// the find
hazelcast/hazelcast-jet
Distributed Stream and Batch Processing
Hazelcast Jet was a distributed stream and batch processing engine built on the Hazelcast IMDG platform. It has been absorbed into Hazelcast 5.0 — this repo is a dead end. If you're evaluating it for a new project, you're looking at the wrong repo; go to github.com/hazelcast/hazelcast instead.
The cooperative multithreading execution model was genuinely clever — running thousands of concurrent jobs on a fixed thread pool with sub-10ms latency at 10M events/second on a single node is a real engineering achievement. Fault tolerance via a Chandy-Lamport checkpoint implementation without requiring ZooKeeper or a distributed filesystem was a significant operational simplification compared to Flink. The connector library was broad: Kafka, Debezium CDC, JDBC, JMS, S3/GCS/ADLS, Elasticsearch, MongoDB — most data pipeline needs covered out of the box. The Pipeline API is clean; the word count and sensor aggregation examples in the README are actually readable Java, not the configuration XML nightmare you get with older Hadoop-era tools.

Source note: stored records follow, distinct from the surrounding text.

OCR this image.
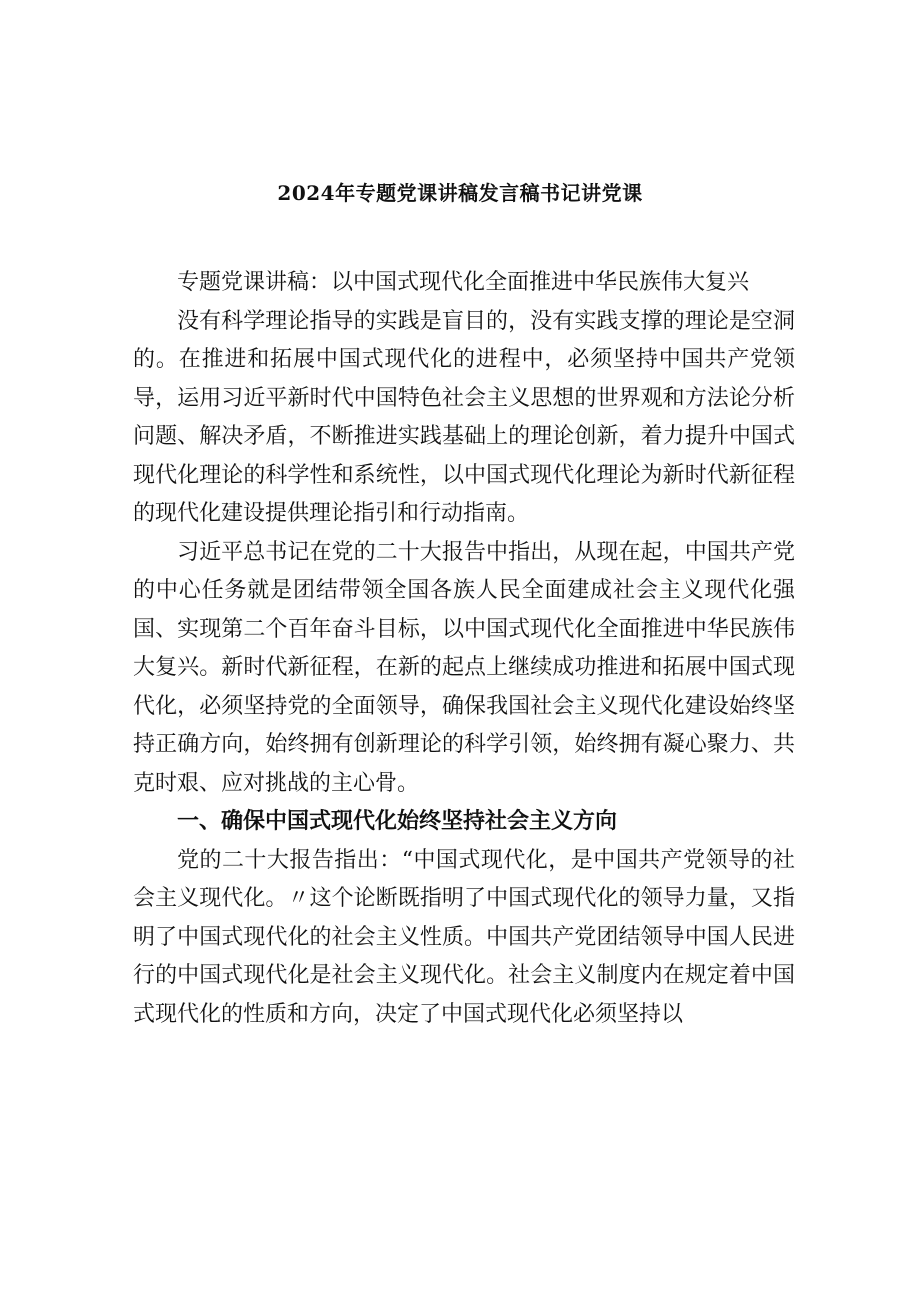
2024年专题党课讲稿发言稿书记讲党课

专题党课讲稿：以中国式现代化全面推进中华民族伟大复兴

没有科学理论指导的实践是盲目的，没有实践支撑的理论是空洞的。在推进和拓展中国式现代化的进程中，必须坚持中国共产党领导，运用习近平新时代中国特色社会主义思想的世界观和方法论分析问题、解决矛盾，不断推进实践基础上的理论创新，着力提升中国式现代化理论的科学性和系统性，以中国式现代化理论为新时代新征程的现代化建设提供理论指引和行动指南。

习近平总书记在党的二十大报告中指出，从现在起，中国共产党的中心任务就是团结带领全国各族人民全面建成社会主义现代化强国、实现第二个百年奋斗目标，以中国式现代化全面推进中华民族伟大复兴。新时代新征程，在新的起点上继续成功推进和拓展中国式现代化，必须坚持党的全面领导，确保我国社会主义现代化建设始终坚持正确方向，始终拥有创新理论的科学引领，始终拥有凝心聚力、共克时艰、应对挑战的主心骨。

一、确保中国式现代化始终坚持社会主义方向

党的二十大报告指出：“中国式现代化，是中国共产党领导的社会主义现代化。〃这个论断既指明了中国式现代化的领导力量，又指明了中国式现代化的社会主义性质。中国共产党团结领导中国人民进行的中国式现代化是社会主义现代化。社会主义制度内在规定着中国式现代化的性质和方向，决定了中国式现代化必须坚持以
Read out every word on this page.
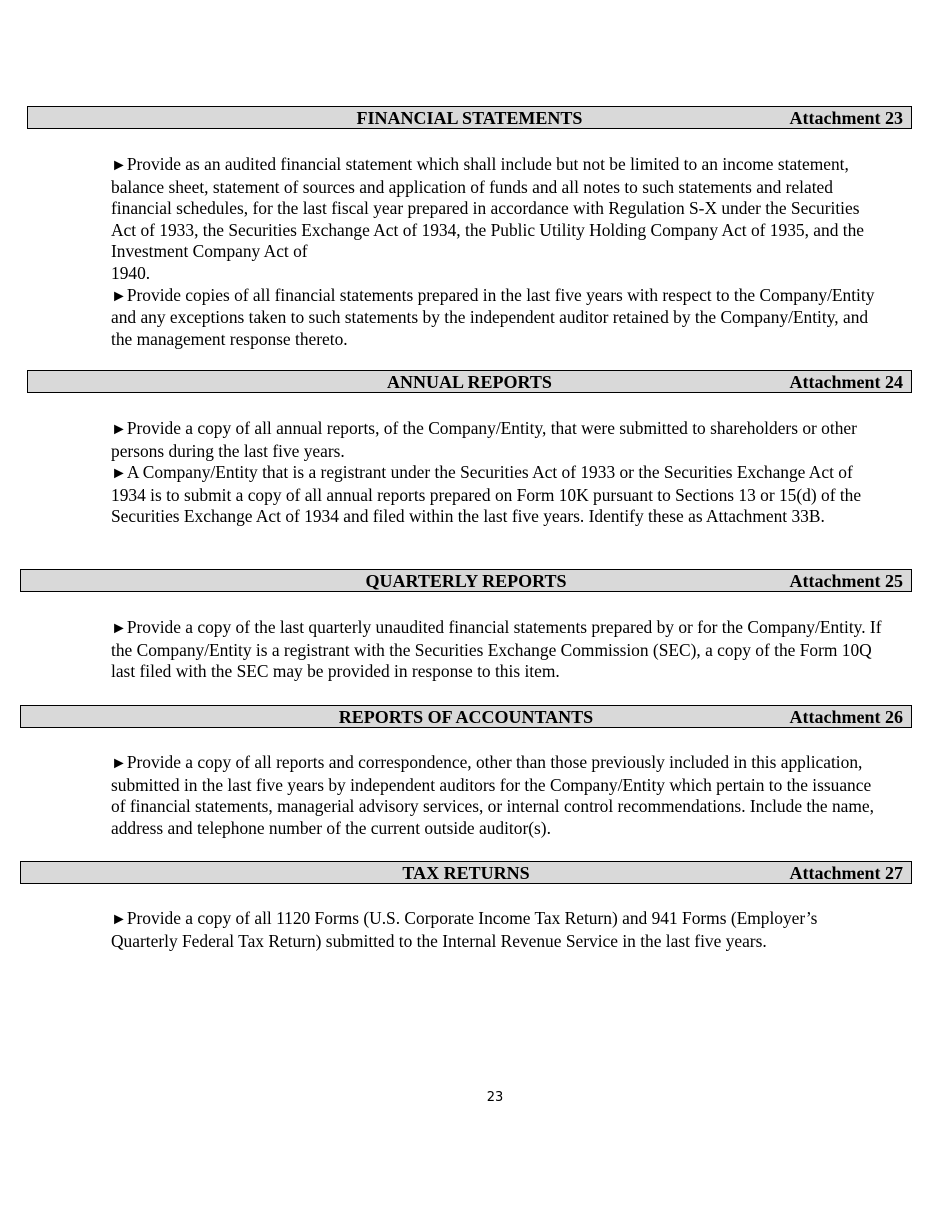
FINANCIAL STATEMENTS	Attachment 23

►Provide as an audited financial statement which shall include but not be limited to an income statement, balance sheet, statement of sources and application of funds and all notes to such statements and related financial schedules, for the last fiscal year prepared in accordance with Regulation S-X under the Securities Act of 1933, the Securities Exchange Act of 1934, the Public Utility Holding Company Act of 1935, and the Investment Company Act of
1940.

►Provide copies of all financial statements prepared in the last five years with respect to the Company/Entity and any exceptions taken to such statements by the independent auditor retained by the Company/Entity, and the management response thereto.

ANNUAL REPORTS	Attachment 24

►Provide a copy of all annual reports, of the Company/Entity, that were submitted to shareholders or other persons during the last five years.

►A Company/Entity that is a registrant under the Securities Act of 1933 or the Securities Exchange Act of 1934 is to submit a copy of all annual reports prepared on Form 10K pursuant to Sections 13 or 15(d) of the Securities Exchange Act of 1934 and filed within the last five years. Identify these as Attachment 33B.

QUARTERLY REPORTS	Attachment 25

►Provide a copy of the last quarterly unaudited financial statements prepared by or for the Company/Entity. If the Company/Entity is a registrant with the Securities Exchange Commission (SEC), a copy of the Form 10Q last filed with the SEC may be provided in response to this item.

REPORTS OF ACCOUNTANTS	Attachment 26

►Provide a copy of all reports and correspondence, other than those previously included in this application, submitted in the last five years by independent auditors for the Company/Entity which pertain to the issuance of financial statements, managerial advisory services, or internal control recommendations. Include the name, address and telephone number of the current outside auditor(s).

TAX RETURNS	Attachment 27

►Provide a copy of all 1120 Forms (U.S. Corporate Income Tax Return) and 941 Forms (Employer’s Quarterly Federal Tax Return) submitted to the Internal Revenue Service in the last five years.

23
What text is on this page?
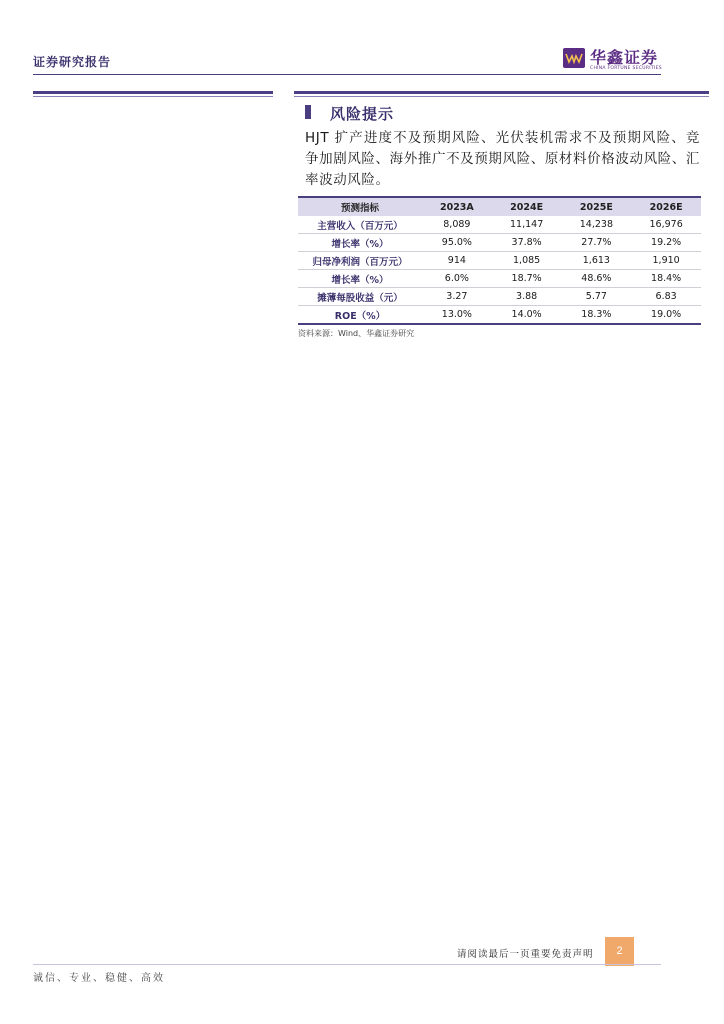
证券研究报告	华鑫证券
CHINA FORTUNE SECURITIES
风险提示
HJT 扩产进度不及预期风险、光伏装机需求不及预期风险、竞争加剧风险、海外推广不及预期风险、原材料价格波动风险、汇率波动风险。
预测指标	2023A	2024E	2025E	2026E
主营收入（百万元）	8,089	11,147	14,238	16,976
增长率（%）	95.0%	37.8%	27.7%	19.2%
归母净利润（百万元）	914	1,085	1,613	1,910
增长率（%）	6.0%	18.7%	48.6%	18.4%
摊薄每股收益（元）	3.27	3.88	5.77	6.83
ROE（%）	13.0%	14.0%	18.3%	19.0%
资料来源：Wind、华鑫证券研究
请阅读最后一页重要免责声明	2
诚信、专业、稳健、高效
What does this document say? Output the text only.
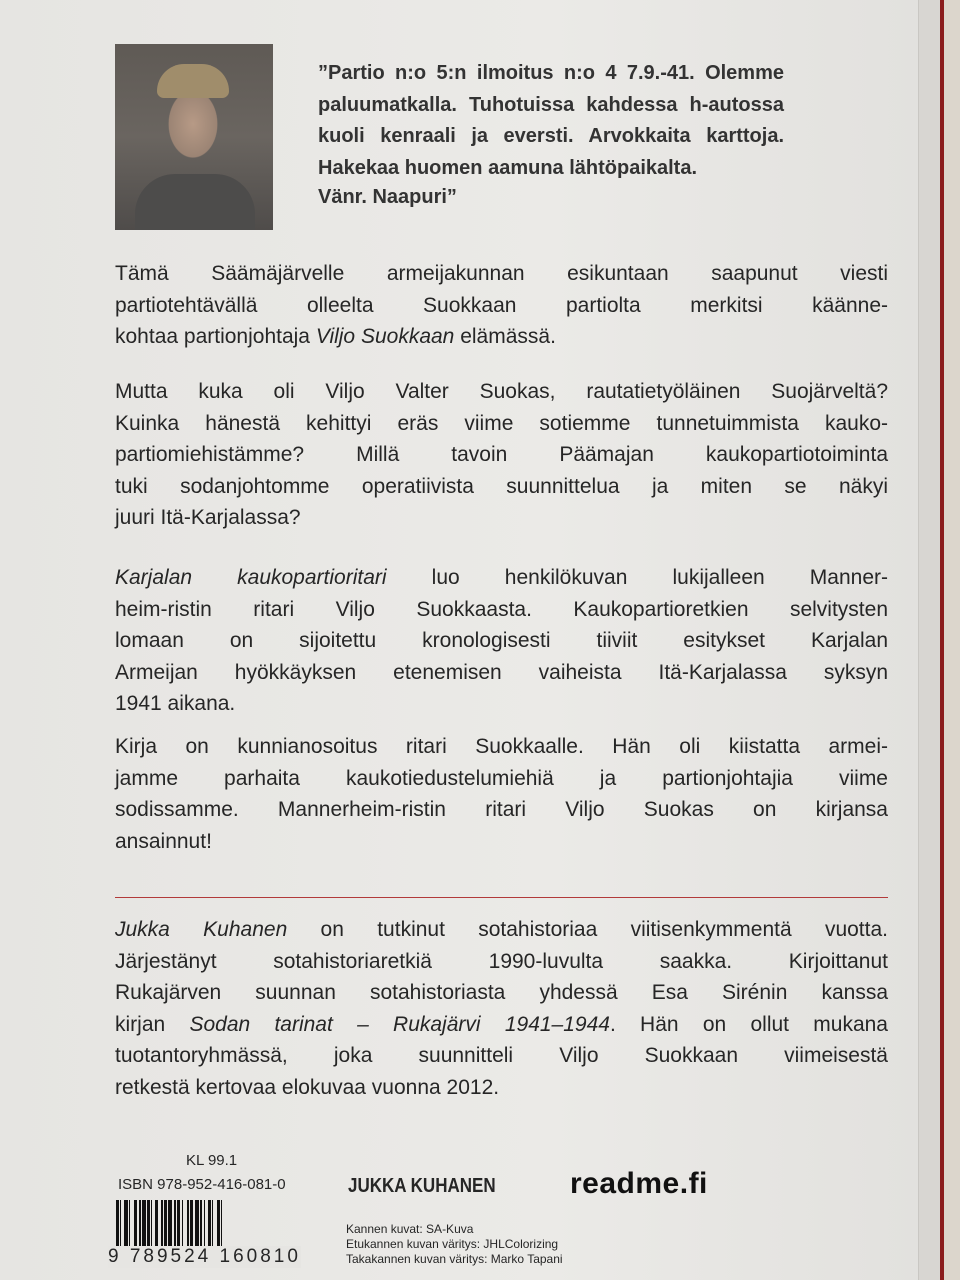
”Partio n:o 5:n ilmoitus n:o 4 7.9.-41. Olemme
paluumatkalla. Tuhotuissa kahdessa h-autossa
kuoli kenraali ja eversti. Arvokkaita karttoja.
Hakekaa huomen aamuna lähtöpaikalta.
Vänr. Naapuri”
Tämä Säämäjärvelle armeijakunnan esikuntaan saapunut viesti
partiotehtävällä olleelta Suokkaan partiolta merkitsi käänne-
kohtaa partionjohtaja Viljo Suokkaan elämässä.
Mutta kuka oli Viljo Valter Suokas, rautatietyöläinen Suojärveltä?
Kuinka hänestä kehittyi eräs viime sotiemme tunnetuimmista kauko-
partiomiehistämme? Millä tavoin Päämajan kaukopartiotoiminta
tuki sodanjohtomme operatiivista suunnittelua ja miten se näkyi
juuri Itä-Karjalassa?
Karjalan kaukopartioritari luo henkilökuvan lukijalleen Manner-
heim-ristin ritari Viljo Suokkaasta. Kaukopartioretkien selvitysten
lomaan on sijoitettu kronologisesti tiiviit esitykset Karjalan
Armeijan hyökkäyksen etenemisen vaiheista Itä-Karjalassa syksyn
1941 aikana.
Kirja on kunnianosoitus ritari Suokkaalle. Hän oli kiistatta armei-
jamme parhaita kaukotiedustelumiehiä ja partionjohtajia viime
sodissamme. Mannerheim-ristin ritari Viljo Suokas on kirjansa
ansainnut!
Jukka Kuhanen on tutkinut sotahistoriaa viitisenkymmentä vuotta.
Järjestänyt sotahistoriaretkiä 1990-luvulta saakka. Kirjoittanut
Rukajärven suunnan sotahistoriasta yhdessä Esa Sirénin kanssa
kirjan Sodan tarinat – Rukajärvi 1941–1944. Hän on ollut mukana
tuotantoryhmässä, joka suunnitteli Viljo Suokkaan viimeisestä
retkestä kertovaa elokuvaa vuonna 2012.
KL 99.1
ISBN 978-952-416-081-0
9 789524 160810
JUKKA KUHANEN readme.fi
Kannen kuvat: SA-Kuva
Etukannen kuvan väritys: JHLColorizing
Takakannen kuvan väritys: Marko Tapani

This repo is archived/superseded — the README itself says development moved to the main Hazelcast repo with 5.0. Any bug you file here goes nowhere. The last push was December 2024 but the codebase targets JDK 8 (the CI explicitly says 'Oracle JDK 8'), which means no records, no virtual threads, no modern Java. The dual-license model (Apache 2.0 for some files, Hazelcast Community License for others) is a trap — the Community License restricts competing commercial use, so you need to audit every file before shipping a product. Documentation lives on jet-start.sh, which may not survive as an independent domain now that the project is folded into Hazelcast proper.